Zahari Rahimi, Cox Julie, Obara Boguslaw
School of Computing, Newcastle University, Newcastle upon Tyne, UK.
County Durham and Darlington NHS Foundation Trust, County Durham, UK.
Comput Biol Med. 2025 Apr;188:109825. doi: 10.1016/j.compbiomed.2025.109825. Epub 2025 Feb 19.

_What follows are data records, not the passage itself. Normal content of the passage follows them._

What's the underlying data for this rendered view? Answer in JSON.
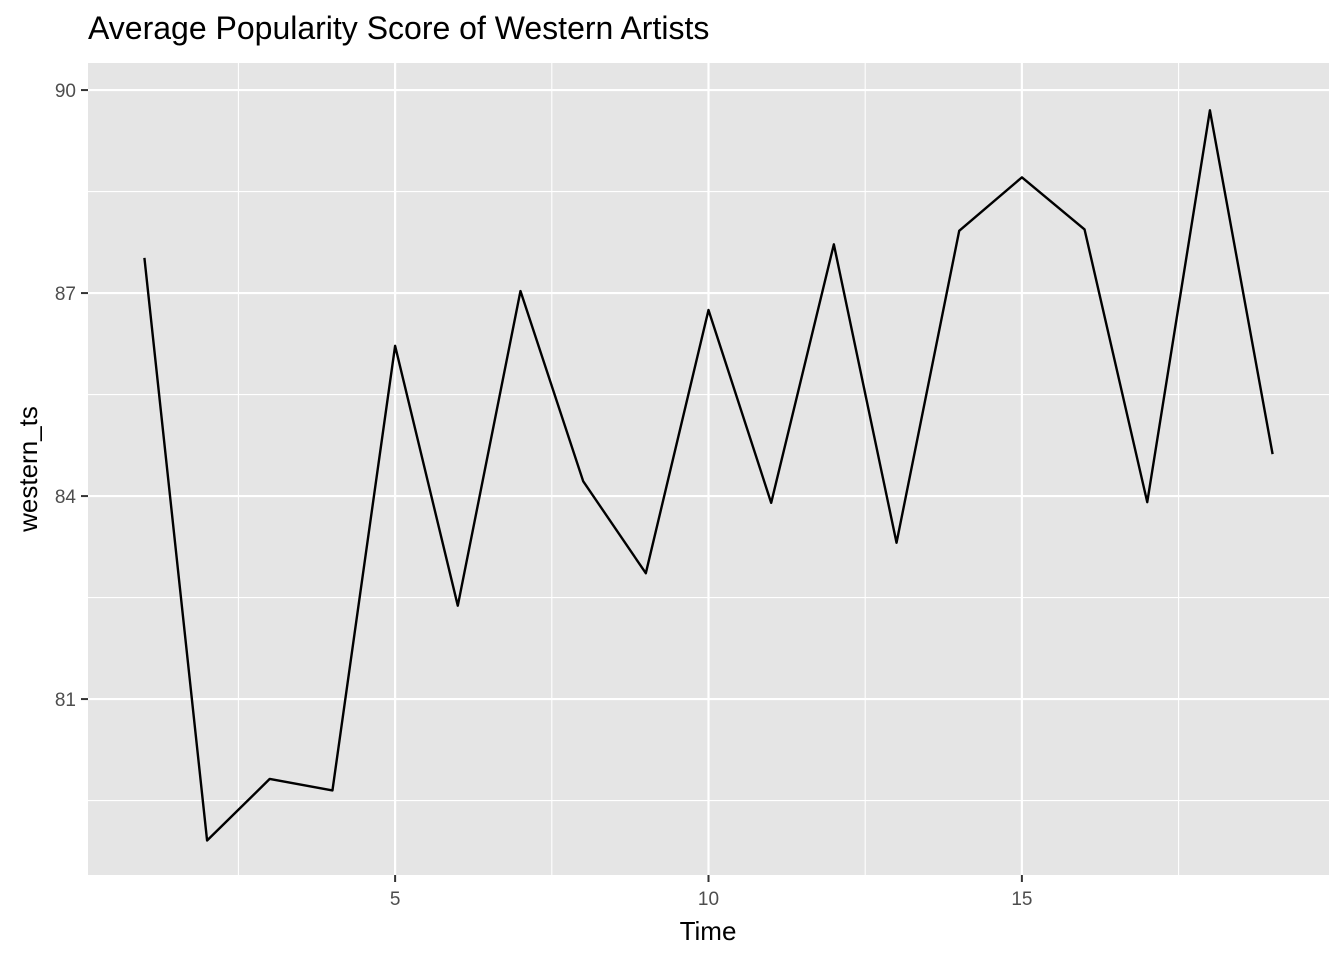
{
  "chart_data": {
    "type": "line",
    "title": "Average Popularity Score of Western Artists",
    "xlabel": "Time",
    "ylabel": "western_ts",
    "x": [
      1,
      2,
      3,
      4,
      5,
      6,
      7,
      8,
      9,
      10,
      11,
      12,
      13,
      14,
      15,
      16,
      17,
      18,
      19
    ],
    "series": [
      {
        "values": [
          87.52,
          78.91,
          79.82,
          79.65,
          86.22,
          82.38,
          87.03,
          84.22,
          82.86,
          86.75,
          83.9,
          87.72,
          83.31,
          87.92,
          88.71,
          87.94,
          83.91,
          89.7,
          84.62
        ]
      }
    ],
    "xlim": [
      0.1,
      19.9
    ],
    "ylim": [
      78.4,
      90.4
    ],
    "x_ticks": [
      5,
      10,
      15
    ],
    "x_tick_labels": [
      "5",
      "10",
      "15"
    ],
    "y_ticks": [
      81,
      84,
      87,
      90
    ],
    "y_tick_labels": [
      "81",
      "84",
      "87",
      "90"
    ],
    "x_minor_ticks": [
      2.5,
      7.5,
      12.5,
      17.5
    ],
    "y_minor_ticks": [
      79.5,
      82.5,
      85.5,
      88.5
    ],
    "grid": true,
    "legend": "none",
    "colors": {
      "panel": "#e5e5e5",
      "grid": "#ffffff",
      "line": "#000000",
      "tick_label": "#4d4d4d",
      "tick_mark": "#333333"
    }
  }
}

Uncertainty quantification is crucial in deep learning, especially in medical diagnostics, to measure model prediction confidence and ensure reliable clinical decisions. This study introduces a novel conflict-based uncertainty quantification approach, applied as a case study in lung cancer classification, leveraging Dempster-Shafer Theory in conjunction with Deep Ensemble methods. The proposed method aggregates predictions from multiple neural network models using conflict as an uncertainty measure. By converting softmax outputs into Basic Belief Assignments and applying the rule of combination, this conflict-based method effectively quantifies uncertainty: high conflict values indicate predictions requiring expert review, and low values are considered reliable. Evaluations on the LIDC-IDRI dataset and additional 3D biomedical datasets show that the proposed method achieved high accuracy (0.957) and U (0.819) for lung classification. The sensitivity analysis further revealed that increasing the ensemble size enhanced performance even though the computational demands may challenge real-time applications. In contrast, the entropy-based smoothing effect limits the accuracy improvement of traditional Deep Ensemble methods. In addition, Out-of-Distribution detection with the proposed method achieved AUC scores up to 0.864 across various datasets. Future work will focus on optimising efficiency and exploring alternative Dempster-Shafer Theory combination rules and hybrid models.
不确定性量化在深度学习中至关重要,尤其是在医学诊断中,以衡量模型预测的置信度并确保可靠的临床决策。本研究引入了一种基于冲突的新型不确定性量化方法,并将其作为肺癌分类的案例研究,结合Dempster-Shafer理论与深度集成方法。所提出的方法使用冲突作为不确定性度量来聚合多个神经网络模型的预测。通过将softmax输出转换为基本信度分配并应用组合规则,这种基于冲突的方法有效地量化了不确定性:高冲突值表明预测需要专家审查,而低冲突值则被认为是可靠的。对LIDC-IDRI数据集和其他3D生物医学数据集的评估表明,所提出的方法在肺部分类方面实现了高精度(0.957)和U值(0.819)。敏感性分析进一步表明,尽管计算需求可能对实时应用构成挑战,但增加集成规模可提高性能。相比之下,基于熵的平滑效应限制了传统深度集成方法的精度提升。此外,使用所提出的方法进行分布外检测在各个数据集上的AUC分数高达0.864。未来的工作将集中在优化效率以及探索替代的Dempster-Shafer理论组合规则和混合模型。